Week Four: Using the Cleaning Calendar
In a twist of your sub-conscious mind, as you have been sitting there plugging in tasks, you have been alert to the actual days of this current year. You may have plugged into April 6: Q: B1: wash win1 (Quarterly task in bedroom 1, washing window 1 in the room) into a slot that just happens to be a Saturday, because you always do jobs like that on a Saturday.
But it won’t always be Saturday, will it? Next year, April 6 will be Sunday, and who washes windows on a Sunday? Or even worse, if it is leap year, it could be a Monday–or is it a Friday? What possible good can such a calendar be, and after you’ve wasted ALL THIS TIME MAKING ALL THESE LISTS!!
Using a Perpetual Cleaning Calendar
Take a deep breath. It’s true. Those numbered slots on the calendar do represent dates on the calendar and it’s also true they won’t match the days of the week year after year. This is the genius of having completely unscheduled days available each month. Think of this calendar as a permanent reference for what tasks need to happen each month, week, or day to attend your home stewardship. Each year, you will personalize each week and month to suit the actual life events of the time.
- During one of your “preview the new month before it comes” EO times, put the cleaning calendar next to your planning and/or family calendar and compare. Accommodate conflicts between the two. Say, you will be gone overnight to a conference on the 10th, and the 10 slot on the calendar is the time set for semi-annual dusting of cobwebs from the basement. Clearly, you are not going to miss a conference to clean cobwebs, but clean cup cleaning means not letting the conference make you forget about the cobwebs, either. For this year, you decide to move that exciting task into a free day. Occasionally, monthly tasks can be skipped until the next month, so if a monthly task comes just before or just after that conference trip, you might make an executive decision to forego the monthly task and insert the cobweb removal task instead. Do you feel the power over your own destiny surging just a twinge?
- Arrange another slot for whatever task lands on a Sunday.
- Handle each group of five tasks as a weekly package. Adjust the tasks as needed within your week. Shift the task for the 2nd to the 1st if the 2nd is Sunday, for example.

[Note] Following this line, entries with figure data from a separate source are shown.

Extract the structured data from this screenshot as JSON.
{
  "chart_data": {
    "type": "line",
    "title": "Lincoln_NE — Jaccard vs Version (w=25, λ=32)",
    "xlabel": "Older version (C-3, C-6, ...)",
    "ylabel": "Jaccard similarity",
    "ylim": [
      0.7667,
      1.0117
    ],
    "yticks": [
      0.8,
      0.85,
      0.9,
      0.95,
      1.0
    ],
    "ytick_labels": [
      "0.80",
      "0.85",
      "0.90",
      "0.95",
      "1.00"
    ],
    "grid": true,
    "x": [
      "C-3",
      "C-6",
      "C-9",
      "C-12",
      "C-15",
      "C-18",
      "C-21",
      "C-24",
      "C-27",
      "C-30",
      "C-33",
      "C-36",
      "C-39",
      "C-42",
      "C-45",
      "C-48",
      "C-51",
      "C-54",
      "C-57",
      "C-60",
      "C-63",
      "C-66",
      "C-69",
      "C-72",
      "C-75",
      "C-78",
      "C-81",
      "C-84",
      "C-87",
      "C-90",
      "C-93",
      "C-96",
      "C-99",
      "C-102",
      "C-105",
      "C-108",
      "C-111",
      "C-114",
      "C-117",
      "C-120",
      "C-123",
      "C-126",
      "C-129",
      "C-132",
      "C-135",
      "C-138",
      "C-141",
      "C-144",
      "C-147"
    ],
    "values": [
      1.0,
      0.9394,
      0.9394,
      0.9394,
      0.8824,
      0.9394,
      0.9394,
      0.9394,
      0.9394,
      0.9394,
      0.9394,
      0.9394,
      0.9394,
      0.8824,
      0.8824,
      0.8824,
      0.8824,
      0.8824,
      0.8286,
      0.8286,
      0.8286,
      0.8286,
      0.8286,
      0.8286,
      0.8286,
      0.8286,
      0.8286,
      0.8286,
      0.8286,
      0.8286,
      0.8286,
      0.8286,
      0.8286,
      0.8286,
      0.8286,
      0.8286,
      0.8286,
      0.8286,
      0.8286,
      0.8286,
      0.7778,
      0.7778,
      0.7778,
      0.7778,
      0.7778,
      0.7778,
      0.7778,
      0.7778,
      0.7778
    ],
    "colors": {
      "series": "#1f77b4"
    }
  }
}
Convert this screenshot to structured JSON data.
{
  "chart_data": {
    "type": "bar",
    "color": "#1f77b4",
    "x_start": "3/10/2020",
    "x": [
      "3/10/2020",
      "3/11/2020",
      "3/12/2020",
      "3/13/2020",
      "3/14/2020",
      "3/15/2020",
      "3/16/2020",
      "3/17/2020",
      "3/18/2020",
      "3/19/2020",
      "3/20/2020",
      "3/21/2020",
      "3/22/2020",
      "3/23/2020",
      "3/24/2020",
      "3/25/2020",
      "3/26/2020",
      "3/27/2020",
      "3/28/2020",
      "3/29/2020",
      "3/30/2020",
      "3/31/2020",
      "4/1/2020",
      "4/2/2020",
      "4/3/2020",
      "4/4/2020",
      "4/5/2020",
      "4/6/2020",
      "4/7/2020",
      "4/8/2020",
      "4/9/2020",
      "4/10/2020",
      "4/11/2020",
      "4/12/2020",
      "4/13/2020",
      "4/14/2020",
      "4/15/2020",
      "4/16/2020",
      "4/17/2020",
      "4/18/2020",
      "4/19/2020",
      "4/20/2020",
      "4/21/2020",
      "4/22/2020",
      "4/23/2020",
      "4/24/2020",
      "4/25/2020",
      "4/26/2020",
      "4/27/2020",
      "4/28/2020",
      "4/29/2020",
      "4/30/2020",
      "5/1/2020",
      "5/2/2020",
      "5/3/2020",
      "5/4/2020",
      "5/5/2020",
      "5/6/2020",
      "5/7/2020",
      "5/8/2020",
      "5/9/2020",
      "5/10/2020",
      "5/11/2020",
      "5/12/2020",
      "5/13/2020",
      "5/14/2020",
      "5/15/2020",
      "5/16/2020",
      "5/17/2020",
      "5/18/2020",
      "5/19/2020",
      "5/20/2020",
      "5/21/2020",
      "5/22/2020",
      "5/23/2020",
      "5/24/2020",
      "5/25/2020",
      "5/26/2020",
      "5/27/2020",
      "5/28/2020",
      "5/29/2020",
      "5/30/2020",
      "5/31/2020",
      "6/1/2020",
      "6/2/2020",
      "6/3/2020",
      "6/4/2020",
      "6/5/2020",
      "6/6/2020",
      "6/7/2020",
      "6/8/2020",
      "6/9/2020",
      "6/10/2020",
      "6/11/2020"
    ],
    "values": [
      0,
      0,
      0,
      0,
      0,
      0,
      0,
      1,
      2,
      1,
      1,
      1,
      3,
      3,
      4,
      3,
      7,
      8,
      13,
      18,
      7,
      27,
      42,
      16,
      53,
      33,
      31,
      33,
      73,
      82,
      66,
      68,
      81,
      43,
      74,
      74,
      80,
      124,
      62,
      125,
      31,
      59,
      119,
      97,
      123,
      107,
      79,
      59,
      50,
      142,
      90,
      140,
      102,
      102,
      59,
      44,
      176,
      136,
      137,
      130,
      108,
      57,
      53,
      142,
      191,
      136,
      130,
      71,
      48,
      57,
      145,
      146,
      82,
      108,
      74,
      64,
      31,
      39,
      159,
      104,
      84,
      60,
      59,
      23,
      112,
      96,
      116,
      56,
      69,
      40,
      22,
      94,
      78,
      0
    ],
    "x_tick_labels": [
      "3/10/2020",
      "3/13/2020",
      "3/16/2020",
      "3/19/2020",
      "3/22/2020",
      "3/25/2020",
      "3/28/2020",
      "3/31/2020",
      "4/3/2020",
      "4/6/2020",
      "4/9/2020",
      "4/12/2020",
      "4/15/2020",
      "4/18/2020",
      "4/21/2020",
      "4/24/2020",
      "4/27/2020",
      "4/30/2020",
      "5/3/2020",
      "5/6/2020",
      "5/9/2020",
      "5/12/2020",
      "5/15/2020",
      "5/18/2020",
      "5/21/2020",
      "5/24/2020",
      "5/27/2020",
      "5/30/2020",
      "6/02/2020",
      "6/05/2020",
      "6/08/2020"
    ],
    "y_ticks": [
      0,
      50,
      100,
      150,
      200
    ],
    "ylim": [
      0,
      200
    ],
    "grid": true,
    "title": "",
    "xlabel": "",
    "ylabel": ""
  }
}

Or add it to another day and do two fifteen minute tasks in one day.
- If your favorite way to deep clean is one bigger block of time once a week, think through how to combine what’s on the docket so you can attack the tasks in a prepared fashion when your designated cleaning day arrives.
- Record on your family/planning calendar the dates you plan to handle major projects (carpet cleaning, going through old papers, reorganizing the linen closet or the workbench). These major projects should have two dates on the perpetual calendar: the actual do it date and the back planned preparation for doing it date. Getting both these dates onto the family/planning calendar, helps you during your weekly oversight times to minimize conflicts by planning simple meals, clearing other appointments, enlisting family help, and arranging for any necessary purchases in a timely fashion.
- Review the tasks you have done in the last week (or month) from the perpetual cleaning calendar and do a quick evaluation: Were you ready to handle the task when the day arrived? Should it have gotten attention earlier than it did? Did you do something “out of turn” because it made sense to do so this year? (such as nothing in the deep freeze prompted defrosting it, or a broken water heater prompted cleaning the basement) Did it take too long? Pencil in changes and notes to yourself.
- Do schedule at least one EO time each year to review the whole calendar, make permanent changes from your penciled notes, delete out of date tasks, and incorporate new ones (a new deck off the back adds some cleaning tasks to your life and turning an office into a bedroom or vice versa changes the tasks for the room).
- Begin completing the tasks once they are scheduled and the week to handle them arrives.